Joining Health GAP June 8 in protesting the exclusion of key populations from the United Nation’s High Level Meeting (HLM) on HIV, I was reminded of AIDS activist Keri Duran and others who were part of a four-year campaign that worked to get the U.S. Centers for Disease Control and Prevention (CDC) to change the definition of “AIDS” to include women.

On December 3, 1990, in an intense downpour, activists from around the country gathered outside the CDC headquarters in Atlanta. Disrupting business as usual, with fake blood across her face and down her neck (an aesthetic similar to one that many of us sported outside the U.N.), Duran got on the megaphone and yelled, “I’m 28 years old, and I’m dying, and no one gives a shit. Get off your asses and do some work.”

Then, as now, exclusion kills. Before the CDC changed the definition, women living with HIV, like Duran, were denied lifesaving medication, housing and government support. They lost jobs, their children and the right to live.

Twenty-six years later, exclusion still kills. As The Global Forum on Men Who Have Sex With Men & HIV (MSMGF) has reported, “Prior to HLM, conservative Member States rejected accreditation of several civil society groups to attend the meeting for several groups led by key populations, including gay men and other men who have sex with men, transgender people and people who use drugs.”

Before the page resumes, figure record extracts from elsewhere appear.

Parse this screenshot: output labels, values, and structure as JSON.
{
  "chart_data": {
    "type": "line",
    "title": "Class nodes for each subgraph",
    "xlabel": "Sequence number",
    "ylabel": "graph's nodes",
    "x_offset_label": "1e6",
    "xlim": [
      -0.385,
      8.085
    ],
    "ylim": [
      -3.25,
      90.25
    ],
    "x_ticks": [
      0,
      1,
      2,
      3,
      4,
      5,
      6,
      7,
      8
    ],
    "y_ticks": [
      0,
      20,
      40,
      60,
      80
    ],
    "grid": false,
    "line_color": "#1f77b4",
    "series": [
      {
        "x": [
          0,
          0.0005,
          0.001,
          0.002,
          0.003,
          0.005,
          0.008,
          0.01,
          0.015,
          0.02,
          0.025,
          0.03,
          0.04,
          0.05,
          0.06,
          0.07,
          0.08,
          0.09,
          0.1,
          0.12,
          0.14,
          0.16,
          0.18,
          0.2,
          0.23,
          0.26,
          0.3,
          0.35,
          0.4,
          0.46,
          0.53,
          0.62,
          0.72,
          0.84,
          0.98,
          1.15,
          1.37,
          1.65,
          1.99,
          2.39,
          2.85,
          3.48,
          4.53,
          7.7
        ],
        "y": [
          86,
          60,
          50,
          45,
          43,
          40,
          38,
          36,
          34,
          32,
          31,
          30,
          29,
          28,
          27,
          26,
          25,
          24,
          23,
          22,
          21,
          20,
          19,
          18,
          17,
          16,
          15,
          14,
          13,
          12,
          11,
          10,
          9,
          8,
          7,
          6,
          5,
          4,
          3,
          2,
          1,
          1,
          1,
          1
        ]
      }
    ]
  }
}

By failing to include groups of drug users, sex workers, gay men and trans and gender-nonconforming folks, this HLM is missing an opportunity to hear strategies used on the front lines; key information about how deeply impacted populations achieve and maintain health; and insight to the resources needed to reduce the harm of HIV.

At a June 7 forum titled “The Impact of Civil Society Exclusion on Ending the AIDS Epidemic by 2030,” held before the Housing Works march to the U.N. demanding inclusion, we heard how exclusion leads to both systemic and personal harms. Daria Mogucheva from the Eurasian Network of People Who Use Drugs spoke about how people with HIV—and those at risk around the world—self-discriminate, selecting not to seek out possibly lifesaving services.

We see the results of the exclusion with the June 8 release of the Political Declaration coming from the HLM. It does not address the life chances of key populations; fails to include specifics around political commitment and financial resources; and “woefully misses the mark in highlighting legal and policy frameworks that stigmatize and criminalize our communities worldwide,” states The Global Network of Sex Work Projects, The Global Network of Trans Women and HIV, Global Action for Trans* Equality, MSMGF, and the Global Platform to Fast-Track the HIV and Human Rights Responses Among Gay and Bisexual Men and Other Men Who Have Sex With Men.

Keri Duran died in 1995. She worked especially hard to tell the world about the impact of AIDS on lesbians and drug users. The campaign to include women in the definition of HIV/AIDS was a collaboration between women in prison and men and women on the outside from a variety of populations. The definition would not have changed if different members of civil society, activists, policy makers and others did not sit, fight and live together.

We must ask: What good are medical, political and cultural breakthroughs if progress can be so easily rolled back and if the people most in need of services can be made to feel like their lives are not worth living? It is sad to think that if Duran were alive she would have been excluded from the HLM, just as it is sad to think about all the amazing people who are alive and are being left out.